Ah, the cashews on this guy! That’s what some pols say on both sides of the aisle. Mayor Joe Ganim knows a good party, even when he’s not invited. As CT Post reporter Neil Vigdor reports, “Joe Ganim didn’t resurrect his political career by waiting around for invitations.” The mayor’s been moving around the state making his case to party insiders about governor–some unwilling, some curious, others marveling at his “gumption.”
Political observers be it media or pols assert Ganim has big ones. For sure he does, and that’s just the way he likes it: shake it up, be different, with an outsider’s touch. His audacity to run for governor has people talking. To Ganim’s way of thinking look at the current Democratic field for governor?

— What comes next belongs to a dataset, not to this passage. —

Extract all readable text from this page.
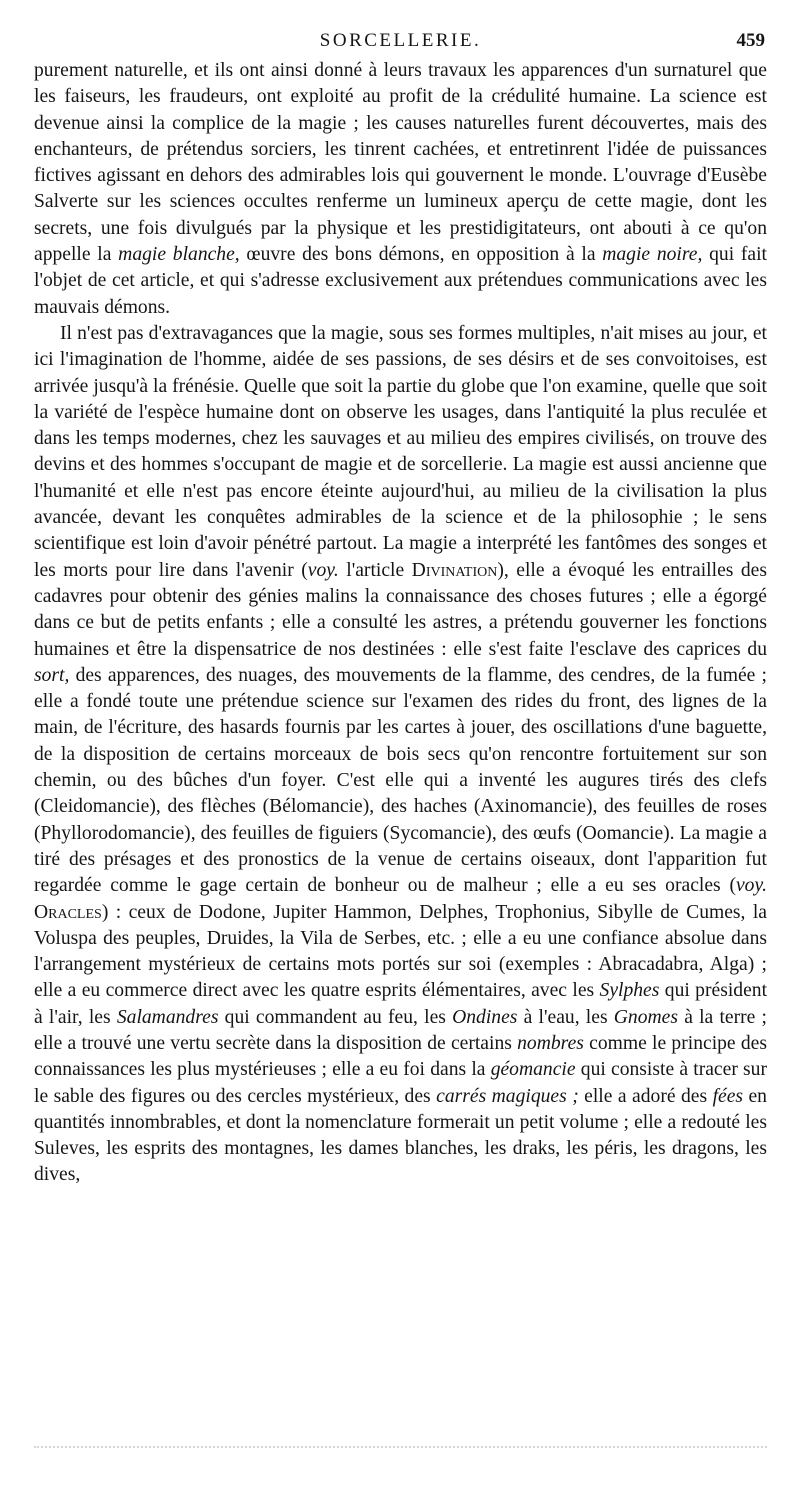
SORCELLERIE.	459

purement naturelle, et ils ont ainsi donné à leurs travaux les apparences d'un surnaturel que les faiseurs, les fraudeurs, ont exploité au profit de la crédulité humaine. La science est devenue ainsi la complice de la magie ; les causes naturelles furent découvertes, mais des enchanteurs, de prétendus sorciers, les tinrent cachées, et entretinrent l'idée de puissances fictives agissant en dehors des admirables lois qui gouvernent le monde. L'ouvrage d'Eusèbe Salverte sur les sciences occultes renferme un lumineux aperçu de cette magie, dont les secrets, une fois divulgués par la physique et les prestidigitateurs, ont abouti à ce qu'on appelle la magie blanche, œuvre des bons démons, en opposition à la magie noire, qui fait l'objet de cet article, et qui s'adresse exclusivement aux prétendues communications avec les mauvais démons.

Il n'est pas d'extravagances que la magie, sous ses formes multiples, n'ait mises au jour, et ici l'imagination de l'homme, aidée de ses passions, de ses désirs et de ses convoitoises, est arrivée jusqu'à la frénésie. Quelle que soit la partie du globe que l'on examine, quelle que soit la variété de l'espèce humaine dont on observe les usages, dans l'antiquité la plus reculée et dans les temps modernes, chez les sauvages et au milieu des empires civilisés, on trouve des devins et des hommes s'occupant de magie et de sorcellerie. La magie est aussi ancienne que l'humanité et elle n'est pas encore éteinte aujourd'hui, au milieu de la civilisation la plus avancée, devant les conquêtes admirables de la science et de la philosophie ; le sens scientifique est loin d'avoir pénétré partout. La magie a interprété les fantômes des songes et les morts pour lire dans l'avenir (voy. l'article Divination), elle a évoqué les entrailles des cadavres pour obtenir des génies malins la connaissance des choses futures ; elle a égorgé dans ce but de petits enfants ; elle a consulté les astres, a prétendu gouverner les fonctions humaines et être la dispensatrice de nos destinées : elle s'est faite l'esclave des caprices du sort, des apparences, des nuages, des mouvements de la flamme, des cendres, de la fumée ; elle a fondé toute une prétendue science sur l'examen des rides du front, des lignes de la main, de l'écriture, des hasards fournis par les cartes à jouer, des oscillations d'une baguette, de la disposition de certains morceaux de bois secs qu'on rencontre fortuitement sur son chemin, ou des bûches d'un foyer. C'est elle qui a inventé les augures tirés des clefs (Cleidomancie), des flèches (Bélomancie), des haches (Axinomancie), des feuilles de roses (Phyllorodomancie), des feuilles de figuiers (Sycomancie), des œufs (Oomancie). La magie a tiré des présages et des pronostics de la venue de certains oiseaux, dont l'apparition fut regardée comme le gage certain de bonheur ou de malheur ; elle a eu ses oracles (voy. Oracles) : ceux de Dodone, Jupiter Hammon, Delphes, Trophonius, Sibylle de Cumes, la Voluspa des peuples, Druides, la Vila de Serbes, etc. ; elle a eu une confiance absolue dans l'arrangement mystérieux de certains mots portés sur soi (exemples : Abracadabra, Alga) ; elle a eu commerce direct avec les quatre esprits élémentaires, avec les Sylphes qui président à l'air, les Salamandres qui commandent au feu, les Ondines à l'eau, les Gnomes à la terre ; elle a trouvé une vertu secrète dans la disposition de certains nombres comme le principe des connaissances les plus mystérieuses ; elle a eu foi dans la géomancie qui consiste à tracer sur le sable des figures ou des cercles mystérieux, des carrés magiques ; elle a adoré des fées en quantités innombrables, et dont la nomenclature formerait un petit volume ; elle a redouté les Suleves, les esprits des montagnes, les dames blanches, les draks, les péris, les dragons, les dives,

None–that could change–enjoys his retail campaign skills. Far-fetched he could win a Democratic primary for governor? Maybe. But if the field stays the same (an entry by Lieutenant Governor Nancy Wyman would change the landscape), Ganim’s sticking with his plan. And along the way, garnering more attention, good, bad or ugly.
So when a group of well-heeled Democrats gathered last Sunday in Kent–a confluence of weekenders from Manhattan, prep schoolers and Appalachian Trail hikers sipping kombucha–the mayor of the state’s largest city rolled into town unexpectedly.
His destination was the hilltop villa of the father-son lobbyists Vincent Roberti and Dan Roberti, which has its own saltwater infinity pool, a 5,000-bottle wine cellar and gardens inspired by those at the Frick Museum in New York.
… “Democrats need somebody with some flash, somebody that really can present that compelling story,” said Scott McLean, a political science professor at Quinnipiac University in Hamden. “(Ganim) is a guy that has proved over and over again that he’s not to be underestimated. I think the reason for that is he has a compelling redemption story. He’s gone to prison and he’s come back.”